Anyway, I got all my drugs into my veins and after about three hours I was able to leave with a little appointment card stating my next treatment (24th January if you’re keeping count) and a better understanding of what is going on inside me. The reason these drugs are so expensive, you see, because they are clever in that they attach themselves to the T-cells in our immune system to attack the proteins that prevent the immune system from working, thus letting it do it’s job. No pile of drugs, though, no cold-cap and no sign of any medical intervention apart from a tiny hole in my wrist – what a time to be alive? So far, the only ones on the side effects list to have hit casa del Monger are the skin irritation (arm pits, weirdly) and just general tiredness which I’m measuring against my LSW (Long Suffering Wife) to see if this is just post-festive fatigue or something altogether more cancery.

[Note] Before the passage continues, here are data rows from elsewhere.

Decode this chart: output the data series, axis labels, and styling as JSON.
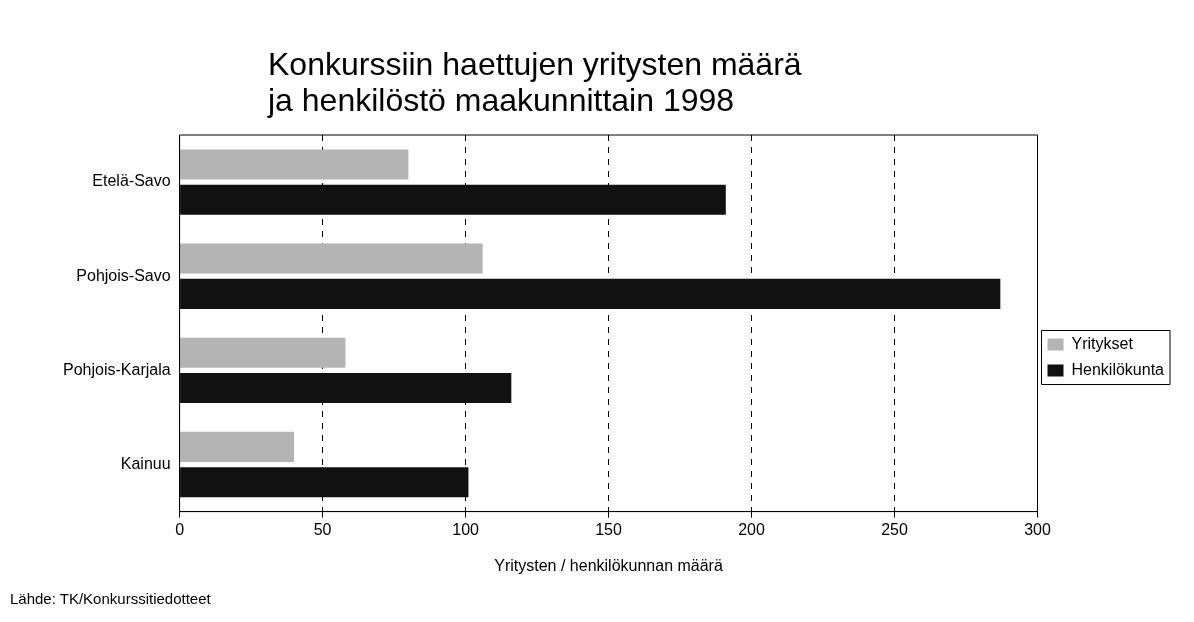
{
  "chart_data": {
    "type": "bar",
    "orientation": "horizontal",
    "title": "Konkurssiin haettujen yritysten määrä ja henkilöstö maakunnittain 1998",
    "xlabel": "Yritysten / henkilökunnan määrä",
    "categories": [
      "Etelä-Savo",
      "Pohjois-Savo",
      "Pohjois-Karjala",
      "Kainuu"
    ],
    "series": [
      {
        "name": "Yritykset",
        "color": "#b4b4b4",
        "values": [
          80,
          106,
          58,
          40
        ]
      },
      {
        "name": "Henkilökunta",
        "color": "#111111",
        "values": [
          191,
          287,
          116,
          101
        ]
      }
    ],
    "xlim": [
      0,
      300
    ],
    "xticks": [
      0,
      50,
      100,
      150,
      200,
      250,
      300
    ],
    "grid": "x",
    "legend": "right",
    "annotations": [
      "Lähde: TK/Konkurssitiedotteet"
    ]
  }
}
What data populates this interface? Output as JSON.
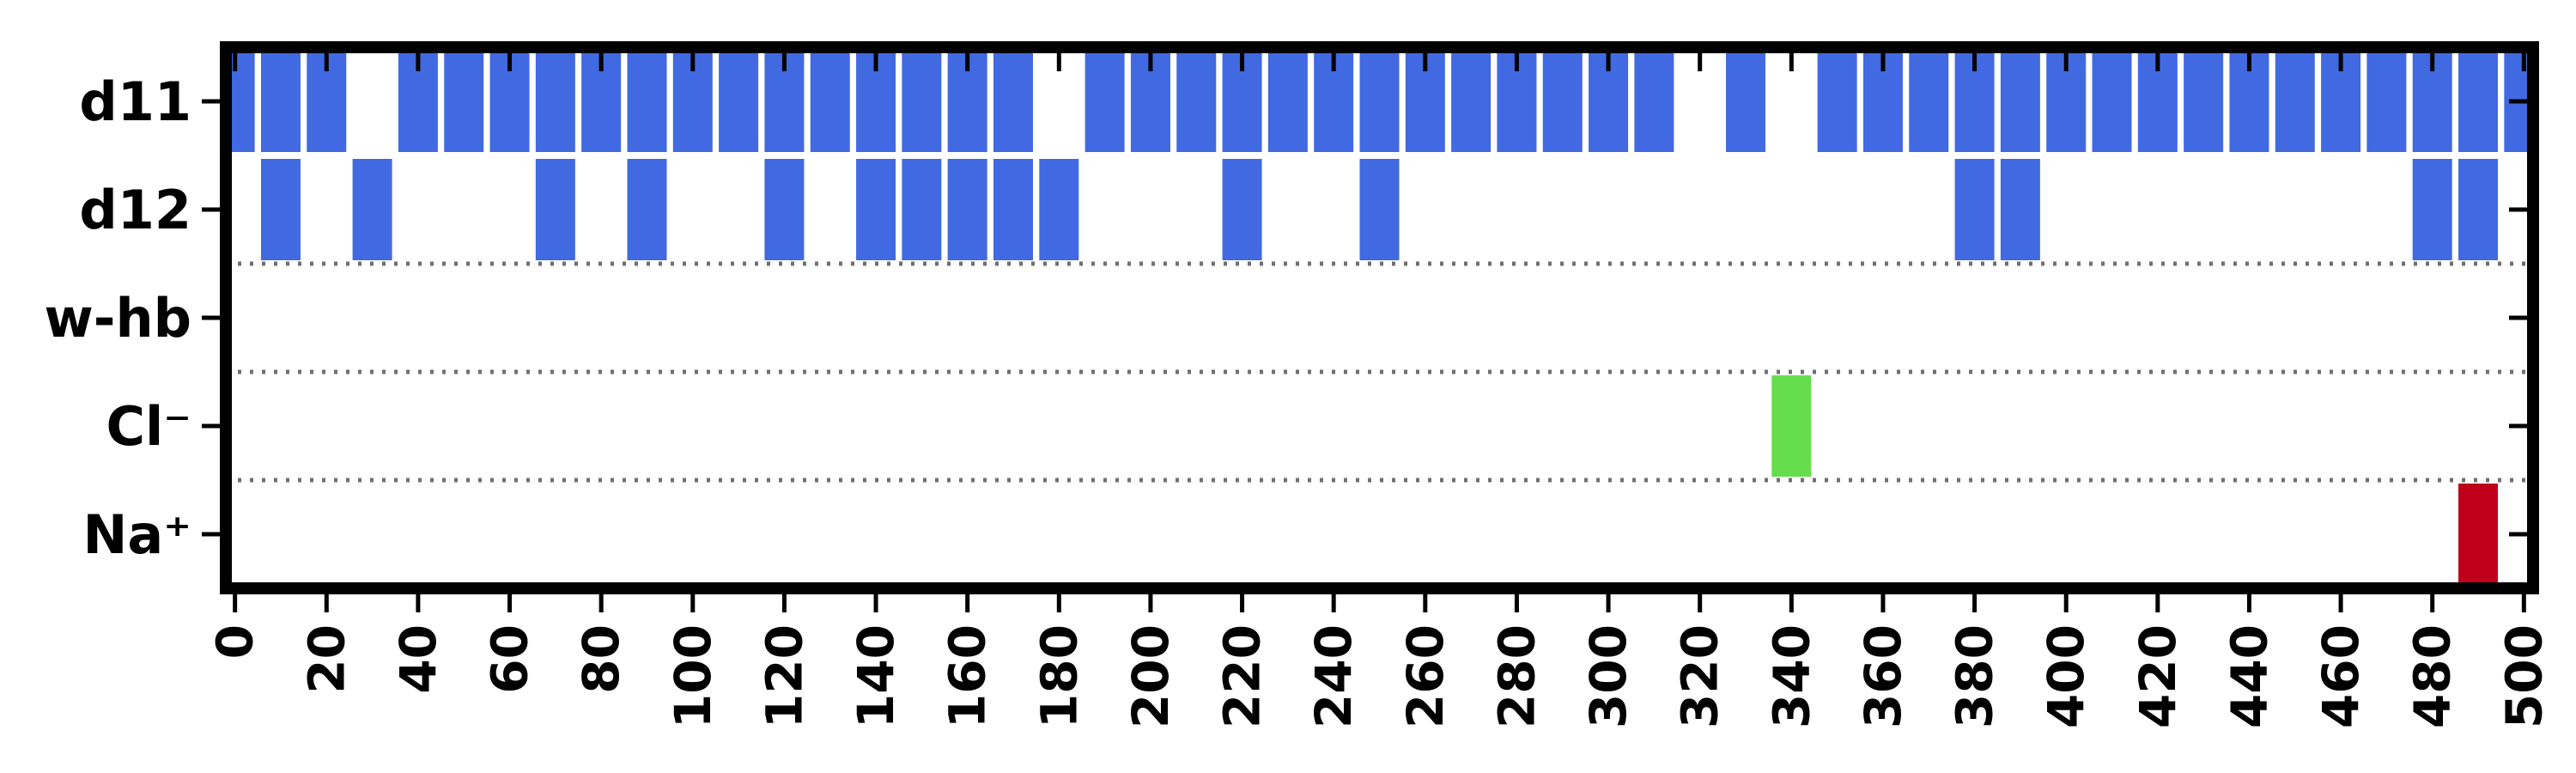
{
  "chart_data": {
    "type": "heatmap",
    "title": "",
    "xlabel": "",
    "ylabel": "",
    "xlim": [
      -2,
      502
    ],
    "x_ticks": [
      "0",
      "20",
      "40",
      "60",
      "80",
      "100",
      "120",
      "140",
      "160",
      "180",
      "200",
      "220",
      "240",
      "260",
      "280",
      "300",
      "320",
      "340",
      "360",
      "380",
      "400",
      "420",
      "440",
      "460",
      "480",
      "500"
    ],
    "rows": [
      "d11",
      "d12",
      "w-hb",
      "Cl⁻",
      "Na⁺"
    ],
    "row_separators_after": [
      1,
      2,
      3
    ],
    "grid": false,
    "legend": "none",
    "colors": {
      "hbond": "#4169e1",
      "water": "#4169e1",
      "chloride": "#66dd4c",
      "sodium": "#c00018",
      "separator": "#707070",
      "frame": "#000000"
    },
    "series": [
      {
        "name": "d11",
        "color_key": "hbond",
        "x": [
          0,
          10,
          20,
          40,
          50,
          60,
          70,
          80,
          90,
          100,
          110,
          120,
          130,
          140,
          150,
          160,
          170,
          190,
          200,
          210,
          220,
          230,
          240,
          250,
          260,
          270,
          280,
          290,
          300,
          310,
          330,
          350,
          360,
          370,
          380,
          390,
          400,
          410,
          420,
          430,
          440,
          450,
          460,
          470,
          480,
          490,
          500
        ]
      },
      {
        "name": "d12",
        "color_key": "hbond",
        "x": [
          10,
          30,
          70,
          90,
          120,
          140,
          150,
          160,
          170,
          180,
          220,
          250,
          380,
          390,
          480,
          490
        ]
      },
      {
        "name": "w-hb",
        "color_key": "water",
        "x": []
      },
      {
        "name": "Cl⁻",
        "color_key": "chloride",
        "x": [
          340
        ]
      },
      {
        "name": "Na⁺",
        "color_key": "sodium",
        "x": [
          490
        ]
      }
    ]
  }
}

Finally, today I had a Dermatology appointment to check up on my manky toe which is generally good news and, while I was there, I got him to check my pits for which I was prescribed some cream to pick up at the hospital pharmacy. I wouldn’t mention this were it not for the genuinely bizarre conversation I witnessed during my wait for my prescription. As I sat there clutching my raffle ticket (worst prizes ever, trust me), a small man wandered in with his piece of paper and was promptly given his medication, the whole conversation and exchange took place in hushed tones that were inaudible to the rest of the room. So far, so normal, but then he blurted out, at the top of his voice, “do you have any baby oil?”. The whole room did that very English thing of being acutely aware of this situation but also pretending to by oblivious as the pharmacist did his best to locate the requested item; “We used to have it, maybe we’re out of stock….hmmm, sorry”. We could all see the baby oil on the shelf next to the checkout but nobody said anything and as the man shuffled his belongings the next customer moved up and, equally loudly, stated; “you have baby oil, it’s there, on the shelf”. This was the most awkwardly English situation and the worst part was that nobody told the guy and he shuffled off without his baby oil.

Reading that last bit back, it was kind of pointless and doesn’t add a huge amount to the story, there isn’t even a deep philosophical point – it just made me properly giggle because of all the chat about baby oil.

So, my tips for anyone undertaking immunotherapy any time soon would be to wear comfortable clothes, take distractions (books, phones, a Gameboy, clackers* – whatever you generation dictates), take a snack and take either headphones or ear muffs if you don’t want to listen to other people. It’s been a busy festive period but all in all a positive one which is good because I bloody love Christmas and it would be a shame to ruin it.

*Maybe not clackers, I would find that incredibly annoying if you were in the same ward as me.